It's not surprising that FBI uses malware to track the activities and location of suspects. A New article published by Washington Post covers the story about FBI using malware for surveillance to track suspect's movements.
FBI team works much like other hackers, targets suspects with the Spear Phishing technique that will attempt to exploit vulnerability in the target's machine and installs malware. The malware then collects information from the infected machine and send it back to FBI's server. The malware is also capable of covertly activating webcams.
In a bank fraud case, Judge Stephen Smith rejected FBI request to install spyware in the suspect's system in April.
Smith pointed out that using such kind of technologies ran the risk of accidentally capturing information of others who are not involved in any kind of illegal activity.
In another case, another judge approved the FBI's request in December 2012. The malware also successfully gathered enough information from the suspect's system and helped in arresting him.

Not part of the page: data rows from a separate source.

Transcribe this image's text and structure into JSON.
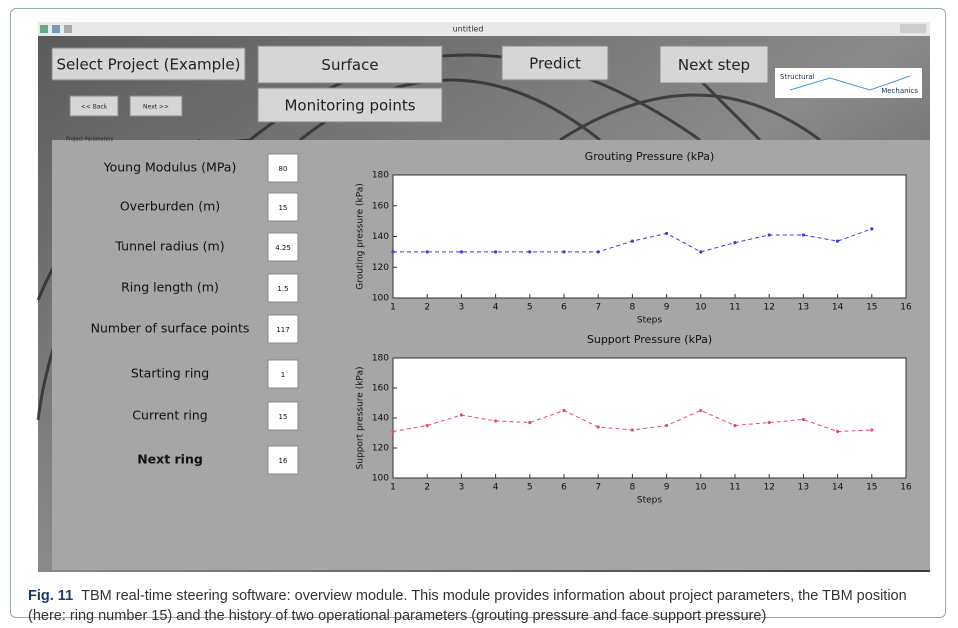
{
  "window": {
    "title": "untitled"
  },
  "buttons": {
    "select_project": "Select Project (Example)",
    "surface": "Surface",
    "predict": "Predict",
    "next_step": "Next step",
    "back": "<< Back",
    "next": "Next >>",
    "monitoring_points": "Monitoring points"
  },
  "logo": {
    "line1": "Structural",
    "line2": "Mechanics"
  },
  "panel": {
    "title": "Project Parameters",
    "parameters": [
      {
        "label": "Young Modulus (MPa)",
        "value": 80
      },
      {
        "label": "Overburden (m)",
        "value": 15
      },
      {
        "label": "Tunnel radius (m)",
        "value": 4.25
      },
      {
        "label": "Ring length (m)",
        "value": 1.5
      },
      {
        "label": "Number of surface points",
        "value": 117
      },
      {
        "label": "Starting ring",
        "value": 1
      },
      {
        "label": "Current ring",
        "value": 15
      },
      {
        "label": "Next ring",
        "value": 16
      }
    ]
  },
  "chart_data": [
    {
      "type": "line",
      "title": "Grouting Pressure (kPa)",
      "x_label": "Steps",
      "y_label": "Grouting pressure (kPa)",
      "x": [
        1,
        2,
        3,
        4,
        5,
        6,
        7,
        8,
        9,
        10,
        11,
        12,
        13,
        14,
        15
      ],
      "series": [
        {
          "color": "#3b3be0",
          "values": [
            130,
            130,
            130,
            130,
            130,
            130,
            130,
            137,
            142,
            130,
            136,
            141,
            141,
            137,
            145
          ]
        }
      ],
      "xlim": [
        1,
        16
      ],
      "xticks": [
        1,
        2,
        3,
        4,
        5,
        6,
        7,
        8,
        9,
        10,
        11,
        12,
        13,
        14,
        15,
        16
      ],
      "ylim": [
        100,
        180
      ],
      "yticks": [
        100,
        120,
        140,
        160,
        180
      ]
    },
    {
      "type": "line",
      "title": "Support Pressure (kPa)",
      "x_label": "Steps",
      "y_label": "Support pressure (kPa)",
      "x": [
        1,
        2,
        3,
        4,
        5,
        6,
        7,
        8,
        9,
        10,
        11,
        12,
        13,
        14,
        15
      ],
      "series": [
        {
          "color": "#e0506a",
          "values": [
            131,
            135,
            142,
            138,
            137,
            145,
            134,
            132,
            135,
            145,
            135,
            137,
            139,
            131,
            132
          ]
        }
      ],
      "xlim": [
        1,
        16
      ],
      "xticks": [
        1,
        2,
        3,
        4,
        5,
        6,
        7,
        8,
        9,
        10,
        11,
        12,
        13,
        14,
        15,
        16
      ],
      "ylim": [
        100,
        180
      ],
      "yticks": [
        100,
        120,
        140,
        160,
        180
      ]
    }
  ],
  "caption": {
    "label": "Fig. 11",
    "text": "TBM real-time steering software: overview module. This module provides information about project parameters, the TBM position (here: ring number 15) and the history of two operational parameters (grouting pressure and face support pressure)"
  }
}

In another case, July 2012, an unknown person who is calling himself "Mo" from unknown location made a series of threats to detonate bombs at various locations. He wanted to release a man who had been arrested for killing 12 people in a movie theater in the Denver suburb of Aurora, Colo.
After investigation, they found out Mo was using Google Voice to make calls to Sheriff , he also used proxy for hiding his real IP.
After further investigation, FBI found out Mo used IP address located in Tehran when he signed up for the email account in 2009.
In December 2012, judge approved FBI's request that allowed the FBI to send email containing surveillance software to the suspect's email id. However, the malware failed to perform as intended. But, Mo's computer sent a request for info to FBI's server from two different IP address. Both suggested that he was still in Tehran.